Corn is on tap for a three-peat of year-over-year increases in exports with a record for the current marketing year. A month ago, inspections were nearly 9 million metric tons (mmt) ahead with this week’s report increasing that to more than 10 mmt. This keeps exports easily within USDA’s target with a possible further increase in the Jan. 12 final WASDE.

Soybeans have been in a cloud of negativism since the first big China framework meeting in early November. Subsequently, the market topped in a background of doubts China would actually meet soybean buy projections. China has indeed purchased about 80% or more of the 12 mmt promised and have in fact bought beans for 2026-27 marketing year.

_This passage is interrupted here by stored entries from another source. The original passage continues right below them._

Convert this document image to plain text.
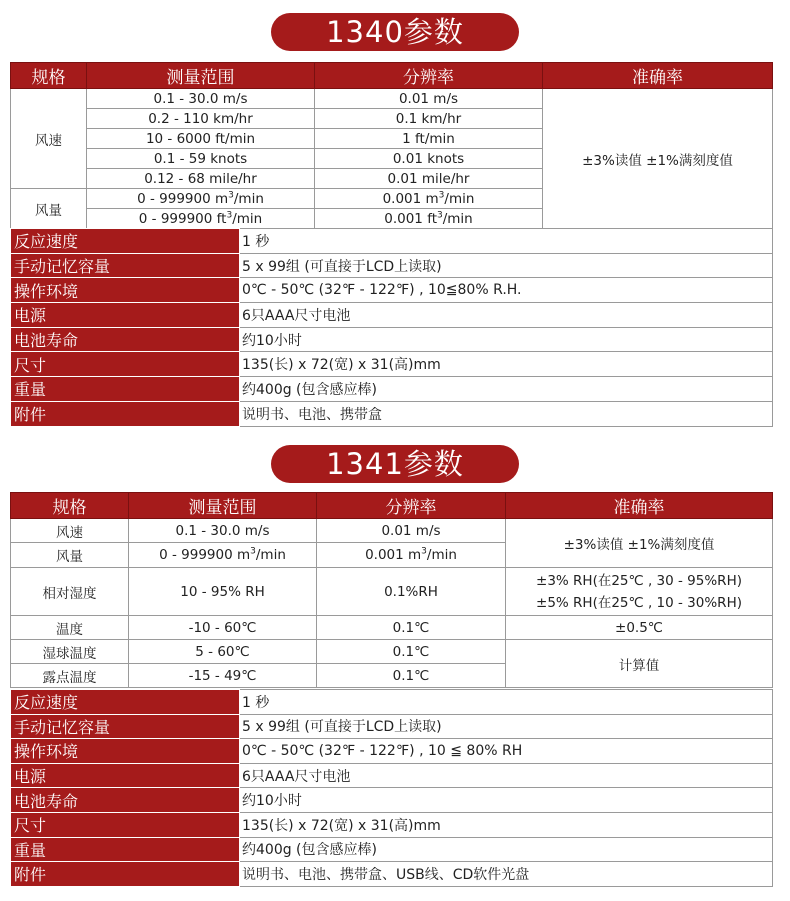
1340参数
规格	测量范围	分辨率	准确率
风速	0.1 - 30.0 m/s	0.01 m/s	±3%读值 ±1%满刻度值
	0.2 - 110 km/hr	0.1 km/hr	
	10 - 6000 ft/min	1 ft/min	
	0.1 - 59 knots	0.01 knots	
	0.12 - 68 mile/hr	0.01 mile/hr	
风量	0 - 999900 $m^3/\min$	0.001 $m^3/\min$	
	0 - 999900 $ft^3/\min$	0.001 $ft^3/\min$	
反应速度	1 秒
手动记忆容量	5 x 99组 (可直接于LCD上读取)
操作环境	0℃ - 50℃ (32℉ - 122℉) , 10≦80% R.H.
电源	6只AAA尺寸电池
电池寿命	约10小时
尺寸	135(长) x 72(宽) x 31(高)mm
重量	约400g (包含感应棒)
附件	说明书、电池、携带盒
1341参数
规格	测量范围	分辨率	准确率
风速	0.1 - 30.0 m/s	0.01 m/s	±3%读值 ±1%满刻度值
风量	0 - 999900 $m^3/\min$	0.001 $m^3/\min$	
相对湿度	10 - 95% RH	0.1%RH	±3% RH(在25℃ , 30 - 95%RH)
±5% RH(在25℃ , 10 - 30%RH)

温度	-10 - 60℃	0.1℃	±0.5℃
湿球温度	5 - 60℃	0.1℃	计算值
露点温度	-15 - 49℃	0.1℃	
反应速度	1 秒
手动记忆容量	5 x 99组 (可直接于LCD上读取)
操作环境	0℃ - 50℃ (32℉ - 122℉) , 10 ≦ 80% RH
电源	6只AAA尺寸电池
电池寿命	约10小时
尺寸	135(长) x 72(宽) x 31(高)mm
重量	约400g (包含感应棒)
附件	说明书、电池、携带盒、USB线、CD软件光盘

Nevertheless, while loadings a month ago were 10 mmt behind last year, the current report shows that gap widening to 13 mmt, suggesting doubts that soybean exports will meet USDA projections. Adding further uncertainty is the delay in EPA rulings on the RFS decisions, perhaps until late in Q1 of 2026, when it may be too late for producers to revise planting intentions. Unlike the hot corn market, non-China purchases have not been able to sufficiently fill the export gap, and the record Brazilian crop will offer stiff competition next month and into the 2026 harvest.

The Jan. 12 WASDE has its importance from a corn yield standpoint. A majority of producers and traders expect the corn yield to be reduced, while price action and large spec positions suggest otherwise. With the feed and residual use estimate still in question, there is room to lower yield and feed demand, which leaves doubts the resulting ending stocks will be lowered. Soybeans have their problems getting a bullish report. A bullish reduction in yields is needed.

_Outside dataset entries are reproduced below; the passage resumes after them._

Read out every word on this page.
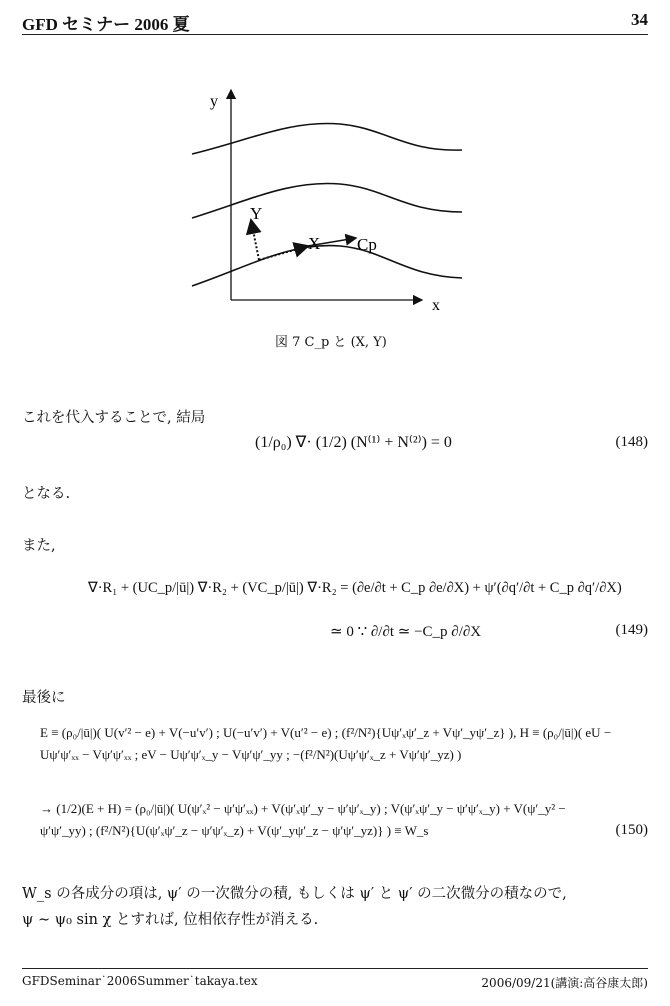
GFD セミナー 2006 夏	34
y
x
Y
X Cp
図 7 C_p と (X, Y)
これを代入することで, 結局
(1/ρ₀) ∇· (1/2) (N⁽¹⁾ + N⁽²⁾) = 0	(148)
となる.
また,
∇·R₁ + (UC_p/|ū|) ∇·R₂ + (VC_p/|ū|) ∇·R₂ = (∂e/∂t + C_p ∂e/∂X) + ψ′(∂q′/∂t + C_p ∂q′/∂X)
≃ 0 ∵ ∂/∂t ≃ −C_p ∂/∂X	(149)
最後に
E ≡ (ρ₀/|ū|)( U(v′² − e) + V(−u′v′) ; U(−u′v′) + V(u′² − e) ; (f²/N²){Uψ′ₓψ′_z + Vψ′_yψ′_z} ), H ≡ (ρ₀/|ū|)( eU − Uψ′ψ′ₓₓ − Vψ′ψ′ₓₓ ; eV − Uψ′ψ′ₓ_y − Vψ′ψ′_yy ; −(f²/N²)(Uψ′ψ′ₓ_z + Vψ′ψ′_yz) )
→ (1/2)(E + H) = (ρ₀/|ū|)( U(ψ′ₓ² − ψ′ψ′ₓₓ) + V(ψ′ₓψ′_y − ψ′ψ′ₓ_y) ; V(ψ′ₓψ′_y − ψ′ψ′ₓ_y) + V(ψ′_y² − ψ′ψ′_yy) ; (f²/N²){U(ψ′ₓψ′_z − ψ′ψ′ₓ_z) + V(ψ′_yψ′_z − ψ′ψ′_yz)} ) ≡ W_s	(150)
W_s の各成分の項は, ψ′ の一次微分の積, もしくは ψ′ と ψ′ の二次微分の積なので,
ψ ∼ ψ₀ sin χ とすれば, 位相依存性が消える.
GFDSeminar˙2006Summer˙takaya.tex	2006/09/21(講演:高谷康太郎)
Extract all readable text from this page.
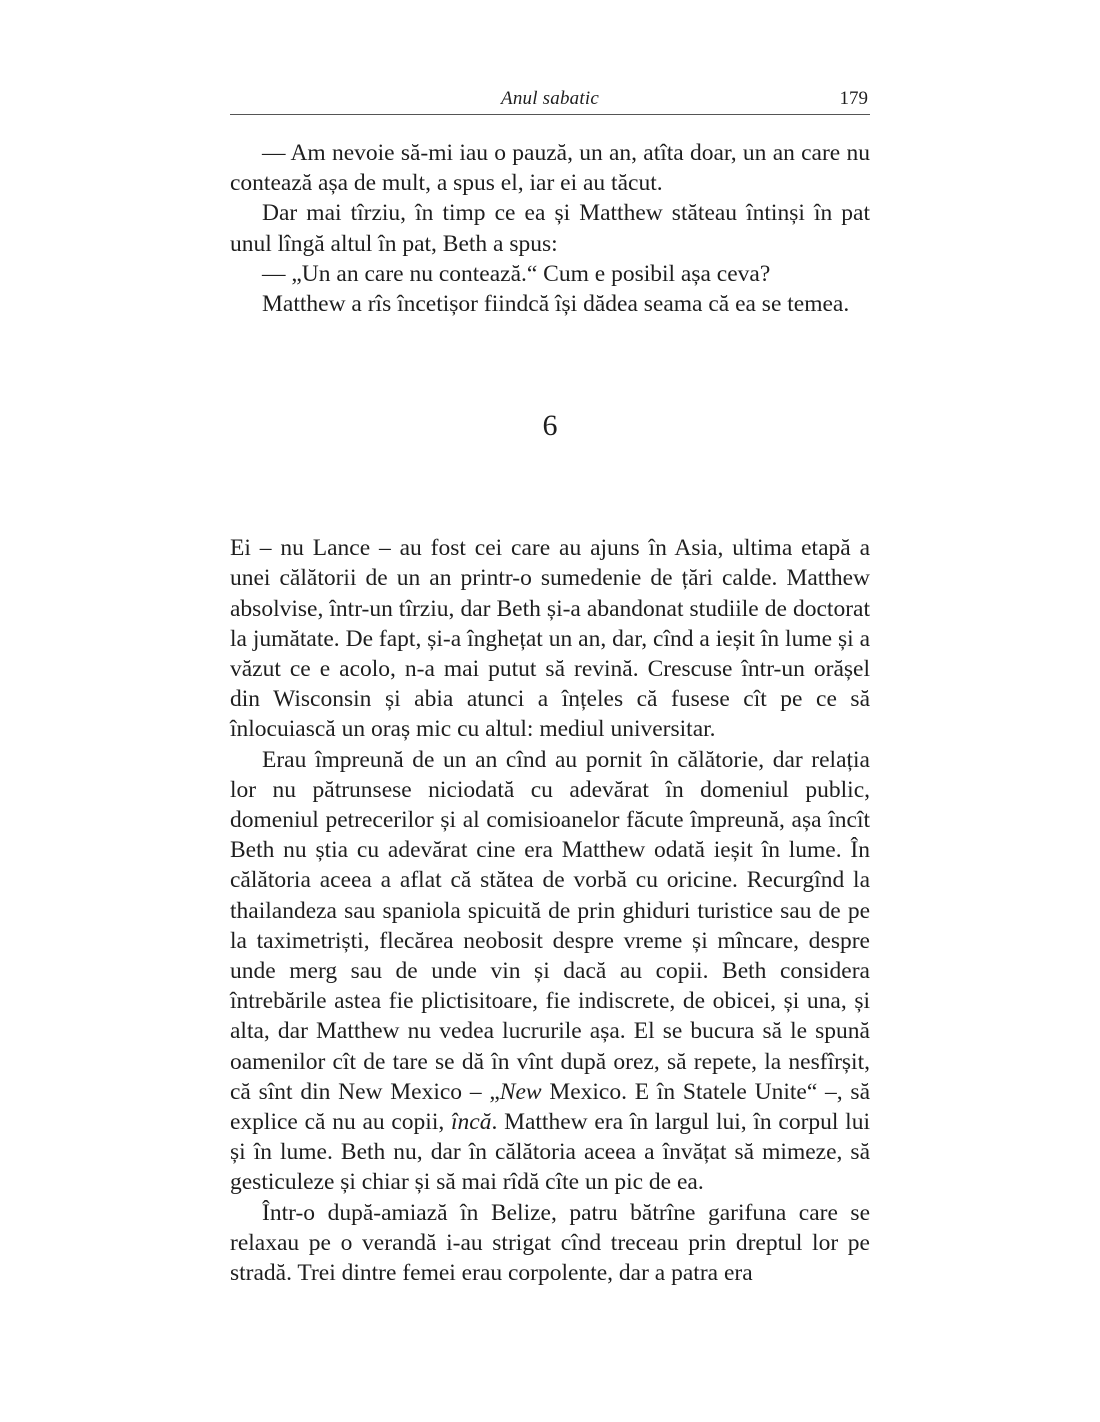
Anul sabatic	179

— Am nevoie să-mi iau o pauză, un an, atîta doar, un an care nu contează așa de mult, a spus el, iar ei au tăcut.

Dar mai tîrziu, în timp ce ea și Matthew stăteau întinși în pat unul lîngă altul în pat, Beth a spus:

— „Un an care nu contează.“ Cum e posibil așa ceva?

Matthew a rîs încetișor fiindcă își dădea seama că ea se temea.

6

Ei – nu Lance – au fost cei care au ajuns în Asia, ultima etapă a unei călătorii de un an printr-o sumedenie de țări calde. Matthew absolvise, într-un tîrziu, dar Beth și-a abandonat studiile de doctorat la jumătate. De fapt, și-a înghețat un an, dar, cînd a ieșit în lume și a văzut ce e acolo, n-a mai putut să revină. Crescuse într-un orășel din Wisconsin și abia atunci a înțeles că fusese cît pe ce să înlocuiască un oraș mic cu altul: mediul universitar.

Erau împreună de un an cînd au pornit în călătorie, dar relația lor nu pătrunsese niciodată cu adevărat în domeniul public, domeniul petrecerilor și al comisioanelor făcute împreună, așa încît Beth nu știa cu adevărat cine era Matthew odată ieșit în lume. În călătoria aceea a aflat că stătea de vorbă cu oricine. Recurgînd la thailandeza sau spaniola spicuită de prin ghiduri turistice sau de pe la taximetriști, flecărea neobosit despre vreme și mîncare, despre unde merg sau de unde vin și dacă au copii. Beth considera întrebările astea fie plictisitoare, fie indiscrete, de obicei, și una, și alta, dar Matthew nu vedea lucrurile așa. El se bucura să le spună oamenilor cît de tare se dă în vînt după orez, să repete, la nesfîrșit, că sînt din New Mexico – „New Mexico. E în Statele Unite“ –, să explice că nu au copii, încă. Matthew era în largul lui, în corpul lui și în lume. Beth nu, dar în călătoria aceea a învățat să mimeze, să gesticuleze și chiar și să mai rîdă cîte un pic de ea.

Într-o după-amiază în Belize, patru bătrîne garifuna care se relaxau pe o verandă i-au strigat cînd treceau prin dreptul lor pe stradă. Trei dintre femei erau corpolente, dar a patra era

Planting intentions seem to have less to do with prices than with government intervention. Government bridge payments, crop insurance changes and lack of China framework details make corn acres the winner in my book as it stands now. From a banker’s standpoint it seems reasonable to loan enough capital to buy up corn insurance to the 95% level and let RMA pay to insure breakeven. The perception of soybean’s negative cash flow adds to the mix of difficulties of cash flow in grain/oilseed production. 

I mentioned in this column 18 months ago that I felt there had been a paradigm shift in the way we will do business globally. Government influence, intervention, lack of timely decisions and the eco/political uncertainties that lie ahead all play a part — but price risk management is still valid. As price charts have shown over the past year, there have been opportunities for enhancing profit and odds are 2026 will be no different. Adding 10% to the bottom line via risk management should be a minimum goal. We have the tools to do so.

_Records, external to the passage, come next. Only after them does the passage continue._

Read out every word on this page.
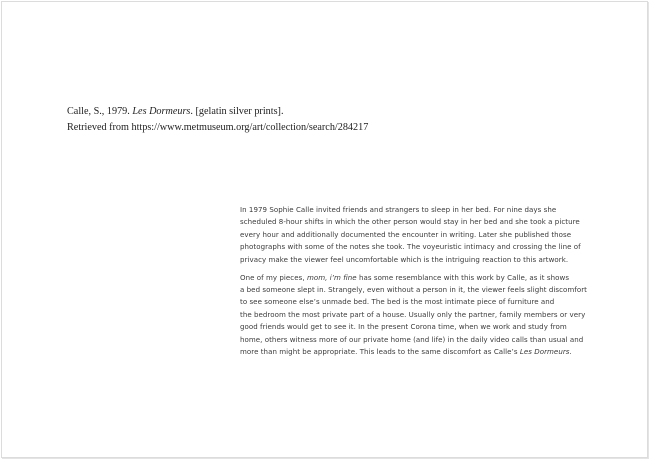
Calle, S., 1979. Les Dormeurs. [gelatin silver prints].
Retrieved from https://www.metmuseum.org/art/collection/search/284217

In 1979 Sophie Calle invited friends and strangers to sleep in her bed. For nine days she
scheduled 8-hour shifts in which the other person would stay in her bed and she took a picture
every hour and additionally documented the encounter in writing. Later she published those
photographs with some of the notes she took. The voyeuristic intimacy and crossing the line of
privacy make the viewer feel uncomfortable which is the intriguing reaction to this artwork.

One of my pieces, mom, i’m fine has some resemblance with this work by Calle, as it shows
a bed someone slept in. Strangely, even without a person in it, the viewer feels slight discomfort
to see someone else’s unmade bed. The bed is the most intimate piece of furniture and
the bedroom the most private part of a house. Usually only the partner, family members or very
good friends would get to see it. In the present Corona time, when we work and study from
home, others witness more of our private home (and life) in the daily video calls than usual and
more than might be appropriate. This leads to the same discomfort as Calle’s Les Dormeurs.
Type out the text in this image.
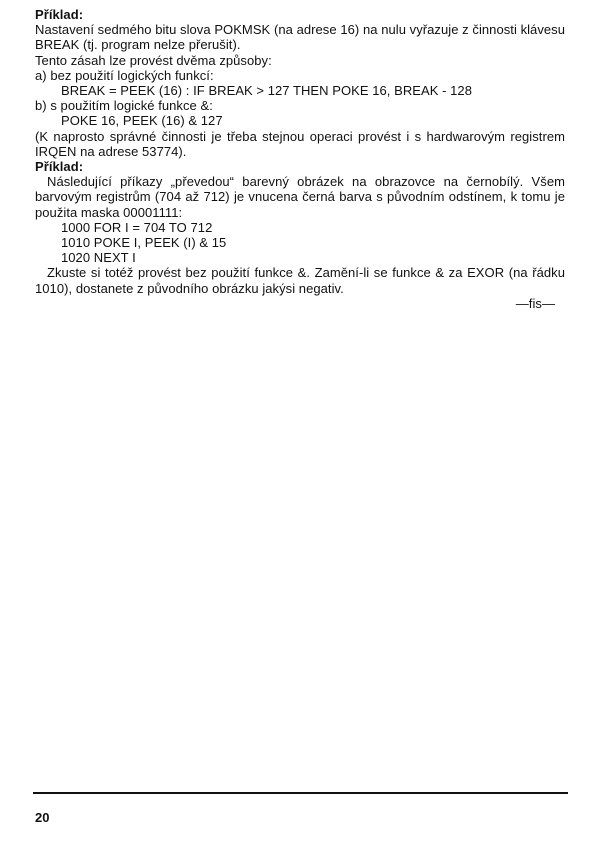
Příklad:
Nastavení sedmého bitu slova POKMSK (na adrese 16) na nulu vyřazuje z činnosti klávesu BREAK (tj. program nelze přerušit).
Tento zásah lze provést dvěma způsoby:
a) bez použití logických funkcí:
BREAK = PEEK (16) : IF BREAK > 127 THEN POKE 16, BREAK - 128
b) s použitím logické funkce &:
POKE 16, PEEK (16) & 127
(K naprosto správné činnosti je třeba stejnou operaci provést i s hardwarovým registrem IRQEN na adrese 53774).
Příklad:
Následující příkazy „převedou“ barevný obrázek na obrazovce na černobílý. Všem barvovým registrům (704 až 712) je vnucena černá barva s původním odstínem, k tomu je použita maska 00001111:
1000 FOR I = 704 TO 712
1010 POKE I, PEEK (I) & 15
1020 NEXT I
Zkuste si totéž provést bez použití funkce &. Zamění-li se funkce & za EXOR (na řádku 1010), dostanete z původního obrázku jakýsi negativ.
—fis—
20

The biggest concern is the lack of acceptance of risk management as designed decades ago, nor the passion to do so. It is not hard to be in the top tier of success. The difference between the salary of a 200-baseball hitter and a 300-hitter is huge in today’s market but only requires one more hit per 10 times at bat. A $10-$20 per acre increase in bottom-line profits in today’s margin-thin economy could be huge in success or economic malaise.

A review of the price volatility of nearly all grains/oilseeds shown in this column over the past year reflects graphically the opportunities in the marketplace no matter who is our president or what party has control. I bet Elon Musk would love to have the opportunity to lock in 100% of his production with one phone call to his broker.

Money is not everything when it comes to measuring success, but it is the only way to keep score.